Along to the dim labyrinths of the notorious Narrow Door night club in Currock she went last Saturday night. It was the 50th birthday bash of Sissy's daughter Brenda. All was well, Mum was enjoying herself even though the horrendous bass and beat did go on--and on. It was a fairly good night, though she found it hard to chat.
It was when they were all about to leave that in the murk she failed to see a raised platform and walked right into it. She didn't have her glasses on but was using her stick, which failed to help. She lost her footing and went down and could not get up. (You would have thought the management could have turned the lights up in that dingy hole so people could see their way out--or didn't they want to dispel the mood?)
The paramedics were called after she had been perilously carried to the Foyer in a chair by a couple of concerned and fairly merry relatives.
My sister Amanda, who had arrived towards the end of the bash in order the take Mum home, got into her car and followed the paramedics who took her to the hospital. Mum seemed so well in herself though she couldn't stand up, that it was a shock when it was announced after an X-ray that she had a broken hip. Amanda was there till four in the morning, feeling guilty that as she was walking beside Mum she was so loaded down with containers of leftover food from the buffet that she wasn't able to catch her.
By the time I got to see her in the hospital which was the Monday afternoon, Mum had already had her operation and a hip replacement was as they say 'in situ'.
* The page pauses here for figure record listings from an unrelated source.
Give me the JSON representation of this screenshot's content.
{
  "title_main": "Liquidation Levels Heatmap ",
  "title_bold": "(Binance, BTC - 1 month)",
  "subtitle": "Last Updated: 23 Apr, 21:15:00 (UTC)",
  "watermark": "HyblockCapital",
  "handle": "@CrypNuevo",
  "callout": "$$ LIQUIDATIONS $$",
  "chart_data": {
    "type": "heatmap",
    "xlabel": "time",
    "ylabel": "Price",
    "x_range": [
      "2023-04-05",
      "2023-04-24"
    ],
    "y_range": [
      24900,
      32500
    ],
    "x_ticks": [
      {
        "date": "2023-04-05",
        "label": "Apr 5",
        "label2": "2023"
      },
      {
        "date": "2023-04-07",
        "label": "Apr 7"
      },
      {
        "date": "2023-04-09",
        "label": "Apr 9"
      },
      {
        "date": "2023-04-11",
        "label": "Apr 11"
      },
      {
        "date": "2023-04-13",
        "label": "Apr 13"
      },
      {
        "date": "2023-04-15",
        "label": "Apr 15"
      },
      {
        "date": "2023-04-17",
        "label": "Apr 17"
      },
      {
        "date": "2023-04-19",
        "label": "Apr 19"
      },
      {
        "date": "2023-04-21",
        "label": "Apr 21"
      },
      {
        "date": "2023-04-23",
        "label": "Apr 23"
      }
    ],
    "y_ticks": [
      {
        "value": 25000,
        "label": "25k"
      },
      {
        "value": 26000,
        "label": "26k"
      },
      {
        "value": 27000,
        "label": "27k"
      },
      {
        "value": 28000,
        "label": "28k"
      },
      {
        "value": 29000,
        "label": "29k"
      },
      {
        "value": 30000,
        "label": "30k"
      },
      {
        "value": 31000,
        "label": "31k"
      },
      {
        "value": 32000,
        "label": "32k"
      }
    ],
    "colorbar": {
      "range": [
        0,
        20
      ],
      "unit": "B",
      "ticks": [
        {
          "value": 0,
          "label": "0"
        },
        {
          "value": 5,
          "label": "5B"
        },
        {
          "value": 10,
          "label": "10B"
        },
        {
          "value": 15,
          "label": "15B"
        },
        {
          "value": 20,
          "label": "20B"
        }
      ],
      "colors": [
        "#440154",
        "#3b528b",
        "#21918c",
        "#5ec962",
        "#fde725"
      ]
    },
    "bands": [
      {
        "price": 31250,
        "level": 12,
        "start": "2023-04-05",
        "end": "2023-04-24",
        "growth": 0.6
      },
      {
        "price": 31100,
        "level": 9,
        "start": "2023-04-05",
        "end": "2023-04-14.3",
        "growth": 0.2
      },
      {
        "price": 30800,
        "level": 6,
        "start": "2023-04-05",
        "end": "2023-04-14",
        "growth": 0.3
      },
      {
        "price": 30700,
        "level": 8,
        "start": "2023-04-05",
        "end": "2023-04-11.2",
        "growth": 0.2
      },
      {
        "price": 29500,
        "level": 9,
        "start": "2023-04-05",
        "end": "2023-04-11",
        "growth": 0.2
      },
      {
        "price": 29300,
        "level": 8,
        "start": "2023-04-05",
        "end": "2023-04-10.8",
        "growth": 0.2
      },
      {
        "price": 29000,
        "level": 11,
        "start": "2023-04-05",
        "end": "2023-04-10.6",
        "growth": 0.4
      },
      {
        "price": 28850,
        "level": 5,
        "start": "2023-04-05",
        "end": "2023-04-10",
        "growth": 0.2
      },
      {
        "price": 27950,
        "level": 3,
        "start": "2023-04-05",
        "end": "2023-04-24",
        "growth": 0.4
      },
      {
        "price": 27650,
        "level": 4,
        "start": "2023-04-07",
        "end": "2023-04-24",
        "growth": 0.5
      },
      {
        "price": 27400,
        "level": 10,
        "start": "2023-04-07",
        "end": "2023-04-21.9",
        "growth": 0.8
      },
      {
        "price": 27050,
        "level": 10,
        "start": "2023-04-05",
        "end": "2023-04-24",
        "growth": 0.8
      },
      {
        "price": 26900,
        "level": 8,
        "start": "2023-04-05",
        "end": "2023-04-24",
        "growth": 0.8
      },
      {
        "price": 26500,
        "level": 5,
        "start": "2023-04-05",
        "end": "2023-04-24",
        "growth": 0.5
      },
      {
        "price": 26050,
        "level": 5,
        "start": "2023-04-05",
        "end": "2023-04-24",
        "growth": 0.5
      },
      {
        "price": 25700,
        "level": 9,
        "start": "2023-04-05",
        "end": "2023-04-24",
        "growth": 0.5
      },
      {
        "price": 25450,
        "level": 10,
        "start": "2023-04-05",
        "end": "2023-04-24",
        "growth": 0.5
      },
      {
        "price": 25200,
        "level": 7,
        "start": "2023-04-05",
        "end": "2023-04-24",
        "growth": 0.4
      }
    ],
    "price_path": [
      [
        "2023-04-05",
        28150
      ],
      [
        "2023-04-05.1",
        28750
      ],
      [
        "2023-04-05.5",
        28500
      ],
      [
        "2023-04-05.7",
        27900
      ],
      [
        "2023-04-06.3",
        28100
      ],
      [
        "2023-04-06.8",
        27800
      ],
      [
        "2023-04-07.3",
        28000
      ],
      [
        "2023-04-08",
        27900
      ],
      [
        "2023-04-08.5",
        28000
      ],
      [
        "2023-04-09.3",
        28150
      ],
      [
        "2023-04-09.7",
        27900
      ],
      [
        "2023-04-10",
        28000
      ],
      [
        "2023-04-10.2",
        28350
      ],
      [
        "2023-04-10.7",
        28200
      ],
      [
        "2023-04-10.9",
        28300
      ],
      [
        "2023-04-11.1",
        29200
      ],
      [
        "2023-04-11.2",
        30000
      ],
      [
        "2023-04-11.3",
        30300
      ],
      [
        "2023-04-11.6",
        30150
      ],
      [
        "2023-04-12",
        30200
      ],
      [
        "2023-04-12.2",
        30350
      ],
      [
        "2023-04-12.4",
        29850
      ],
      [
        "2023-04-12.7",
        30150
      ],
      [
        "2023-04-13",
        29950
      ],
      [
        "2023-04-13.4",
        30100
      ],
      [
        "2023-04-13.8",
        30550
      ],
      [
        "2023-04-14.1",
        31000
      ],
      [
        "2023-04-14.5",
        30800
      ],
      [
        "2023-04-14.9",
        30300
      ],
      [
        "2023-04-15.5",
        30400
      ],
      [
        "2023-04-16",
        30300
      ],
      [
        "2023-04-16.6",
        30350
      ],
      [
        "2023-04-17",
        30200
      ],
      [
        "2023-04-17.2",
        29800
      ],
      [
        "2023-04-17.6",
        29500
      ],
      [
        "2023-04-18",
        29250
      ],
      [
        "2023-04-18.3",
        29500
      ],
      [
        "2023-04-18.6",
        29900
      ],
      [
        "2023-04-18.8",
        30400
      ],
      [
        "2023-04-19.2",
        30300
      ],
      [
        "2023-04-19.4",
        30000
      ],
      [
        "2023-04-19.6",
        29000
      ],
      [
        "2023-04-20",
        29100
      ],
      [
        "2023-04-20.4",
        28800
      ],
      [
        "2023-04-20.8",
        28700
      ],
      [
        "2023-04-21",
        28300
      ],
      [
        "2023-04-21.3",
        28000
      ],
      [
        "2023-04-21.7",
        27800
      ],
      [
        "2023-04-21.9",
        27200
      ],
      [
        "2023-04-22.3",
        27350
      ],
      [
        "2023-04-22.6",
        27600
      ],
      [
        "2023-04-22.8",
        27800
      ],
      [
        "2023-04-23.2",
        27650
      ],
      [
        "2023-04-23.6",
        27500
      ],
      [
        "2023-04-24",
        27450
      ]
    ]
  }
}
I had thought it was stupid to hold Brenda's 50th at the Narrow Door anyway, though I didn't realize it would present dangers for the older folk in attendance. That night spot has been notorious in the town for years under different names. Highlights have included stabbings, drug busts involving London gangs straight off the nearby train station, and a shooting or two.
Though the old girl said she enjoyed herself, what I heard about the night was not the greatest. For one thing Sissy's sixteen-year-old granddaughter Trixie was there with her girlfriend, a short-haired type who kept going out for a smoke. When she returned she would be all over Trixie. Then there was the 'jungle music', as Mum calls it, playing all night and at all volumes, and then there was the murkiness and the ramps and winding stairs to disreputable cozy-corners.
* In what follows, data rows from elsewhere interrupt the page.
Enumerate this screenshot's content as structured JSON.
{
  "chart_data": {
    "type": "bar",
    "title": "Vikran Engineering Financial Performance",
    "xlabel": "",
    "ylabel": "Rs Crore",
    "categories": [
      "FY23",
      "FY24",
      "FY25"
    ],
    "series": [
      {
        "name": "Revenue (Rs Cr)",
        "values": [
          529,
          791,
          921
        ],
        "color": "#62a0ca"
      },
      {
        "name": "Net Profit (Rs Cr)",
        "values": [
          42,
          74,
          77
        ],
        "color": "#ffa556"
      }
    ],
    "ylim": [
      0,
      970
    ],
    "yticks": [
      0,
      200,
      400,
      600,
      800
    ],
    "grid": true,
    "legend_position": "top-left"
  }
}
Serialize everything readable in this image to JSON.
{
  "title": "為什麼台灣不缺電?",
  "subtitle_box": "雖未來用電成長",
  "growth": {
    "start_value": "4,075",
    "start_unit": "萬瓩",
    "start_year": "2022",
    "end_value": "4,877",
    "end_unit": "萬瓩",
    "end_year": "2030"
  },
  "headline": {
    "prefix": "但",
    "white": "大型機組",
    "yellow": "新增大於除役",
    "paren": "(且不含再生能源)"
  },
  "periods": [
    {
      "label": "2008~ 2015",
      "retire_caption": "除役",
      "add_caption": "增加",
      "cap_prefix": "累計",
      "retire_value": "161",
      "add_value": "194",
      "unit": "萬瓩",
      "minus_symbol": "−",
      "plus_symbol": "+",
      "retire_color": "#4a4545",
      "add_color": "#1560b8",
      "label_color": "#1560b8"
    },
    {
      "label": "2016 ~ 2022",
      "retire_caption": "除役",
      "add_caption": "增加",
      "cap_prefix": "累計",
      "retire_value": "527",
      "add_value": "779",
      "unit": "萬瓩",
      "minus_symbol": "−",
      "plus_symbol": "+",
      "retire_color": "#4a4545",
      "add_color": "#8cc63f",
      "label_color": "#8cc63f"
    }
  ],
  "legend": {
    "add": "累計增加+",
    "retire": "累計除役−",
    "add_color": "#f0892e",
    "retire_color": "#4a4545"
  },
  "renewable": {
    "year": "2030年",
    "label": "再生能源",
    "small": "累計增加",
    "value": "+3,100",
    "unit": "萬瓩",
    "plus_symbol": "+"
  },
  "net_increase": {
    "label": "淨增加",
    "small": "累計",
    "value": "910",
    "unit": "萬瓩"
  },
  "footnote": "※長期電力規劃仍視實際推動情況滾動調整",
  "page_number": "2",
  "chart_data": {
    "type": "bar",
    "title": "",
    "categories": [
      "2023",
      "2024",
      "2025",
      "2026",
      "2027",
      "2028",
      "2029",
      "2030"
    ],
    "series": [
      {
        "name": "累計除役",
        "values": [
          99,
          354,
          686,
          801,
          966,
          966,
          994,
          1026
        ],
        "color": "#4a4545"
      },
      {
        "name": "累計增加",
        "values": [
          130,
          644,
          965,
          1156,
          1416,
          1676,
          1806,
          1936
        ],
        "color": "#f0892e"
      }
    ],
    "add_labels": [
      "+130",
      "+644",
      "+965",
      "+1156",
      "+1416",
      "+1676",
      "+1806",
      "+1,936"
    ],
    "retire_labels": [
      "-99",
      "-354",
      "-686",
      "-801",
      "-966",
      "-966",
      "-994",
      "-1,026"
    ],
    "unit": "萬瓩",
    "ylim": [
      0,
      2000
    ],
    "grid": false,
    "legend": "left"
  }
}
When Jade and I saw her in her hospital bed it was amazing how relaxed she looked.
She had just come out of the operating theatre and though we didn't know it, all those enquiring were being told not to visit until five o'clock, when she would be more with it. But we were there and the nurse looked surprised at first then seemed to decide that it was OK.
Mum had a drip in for antibiotics to help with a 'water infection' and a heart monitor peg on her finger, but she seemed serene. (They also gave her daily injections in the stomach to prevent blood clots.)
She'd had some morphine and I suppose she was high, man.
She looked up and said was it us, she thought she was dreaming.
The main thing was that her morale was up. At 85 she could cope with all this OK.
They were all amazed at her cheerfulness when she was taken down for surgery.
As Mum said though, she had to have it done, so there wasn't much use in being otherwise.